Last I've heard, Google Groups is closing. Is Google Groups still the best place to ask VSG questions?

I think I'll take the plunge and start using VSG for my 2D toy engine. I've already built a tiny prototype, but I'm spending alot of time on low level stuff and want to move up a higher layer. I'll be starting over, but that's ok. The main feature I'm looking to support that intersect with VSG are:

Some other features that probably do-not intersect with VSG are:

Thanks again for the info. I won't continue to use the issues to ask questions, and I know you're busy developing VSG -- just need to know the best place to go once I have the inevitable implementation questions.

Regards

vsg-dev commented 5 years ago

I haven't tried out the wiki yet - my main focus right now is on the code itself so haven't spent much time on wider things like website. Have you come across a good example of github wiki in action that is worth me looking at?

I hadn't heard GoogleGroups is closing, I've just done a quick search online and couldn't find any reference about this. Could you point me in the direction of article/press release about this?

For now GoogleGroups will be the best place to post general support questions.

As for your 2D game, it should be a modest enough of challenge to be doable with the VSG as it is. You'll need to work on your shaders and scene graph setup, game controller support etc.

The VSG's serialization support is pretty straight forward to use so it should be usable for serializing in/out any extensions of VSG nodes or your own classes (they just need to subclass from vsg::Objects, implement the read/write methods, and register themselves with the vsg::OjbectFactory so that the read's can work out how to create an instance of it.
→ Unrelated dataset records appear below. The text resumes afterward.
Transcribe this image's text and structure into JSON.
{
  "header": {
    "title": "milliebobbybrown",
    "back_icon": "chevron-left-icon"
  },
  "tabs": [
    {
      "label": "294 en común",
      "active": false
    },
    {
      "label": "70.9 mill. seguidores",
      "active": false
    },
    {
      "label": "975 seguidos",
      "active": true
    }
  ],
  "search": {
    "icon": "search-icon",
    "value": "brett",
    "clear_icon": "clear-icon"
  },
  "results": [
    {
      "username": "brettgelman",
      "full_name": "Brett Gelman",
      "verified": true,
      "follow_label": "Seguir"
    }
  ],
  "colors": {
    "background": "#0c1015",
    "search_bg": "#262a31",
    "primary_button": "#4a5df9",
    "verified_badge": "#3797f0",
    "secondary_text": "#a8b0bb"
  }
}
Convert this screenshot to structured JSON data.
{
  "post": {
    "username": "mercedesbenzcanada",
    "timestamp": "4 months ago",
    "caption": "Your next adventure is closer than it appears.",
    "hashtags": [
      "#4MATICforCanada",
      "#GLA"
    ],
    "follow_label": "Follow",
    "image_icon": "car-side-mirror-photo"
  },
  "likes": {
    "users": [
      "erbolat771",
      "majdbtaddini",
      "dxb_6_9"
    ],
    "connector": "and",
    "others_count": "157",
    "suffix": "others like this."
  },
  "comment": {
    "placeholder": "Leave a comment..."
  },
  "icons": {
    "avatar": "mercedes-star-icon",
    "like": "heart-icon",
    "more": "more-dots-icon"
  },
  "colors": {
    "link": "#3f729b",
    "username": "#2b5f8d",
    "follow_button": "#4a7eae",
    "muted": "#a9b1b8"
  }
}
I haven't head the term "Resource Hot Loading", what do you mean by that? Anything like paging in data from disk/network? I'll be work on paging in the next few months.

gamagan commented 5 years ago

About Wiki: I wouldn't necessary call these examples great, but they're functional:

My point about the wiki is not necessary to use the Github wiki, but to have a place where users can contribute documentation and notes. Might as well enable people to help themselves, if they are so inclined. It's not 100% necessary, but it could be useful. I don't know if "readthedocs.org" is a wiki-like thing, but that might also be worth checking out.

About Google Groups: I could have sworned that I used to see banners on GG saying they were shutting down, but maybe it was just the old Google Code, or Google+. I did some Googling, and it looks like I made this part up. So, nvm.

About "Hot Loading": Say a game engine uses some images, and scrips, and config files during runtime. Hot (re)loading is the ability to update those resources while the engine is running and have the engine detect those changes and re-load the resources at runtimes, without having to such down and restart. This is super useful for rapid iteration. Once you have experience this, it's difficult to go back to the old shutdown-update-restart. With enough work, it's possible to add hot-reloading to just about everything. In my initial toy engine, I was even able to hot-reload some DLLs, though hot-loading C++ code starts getting really hairy as design code grows.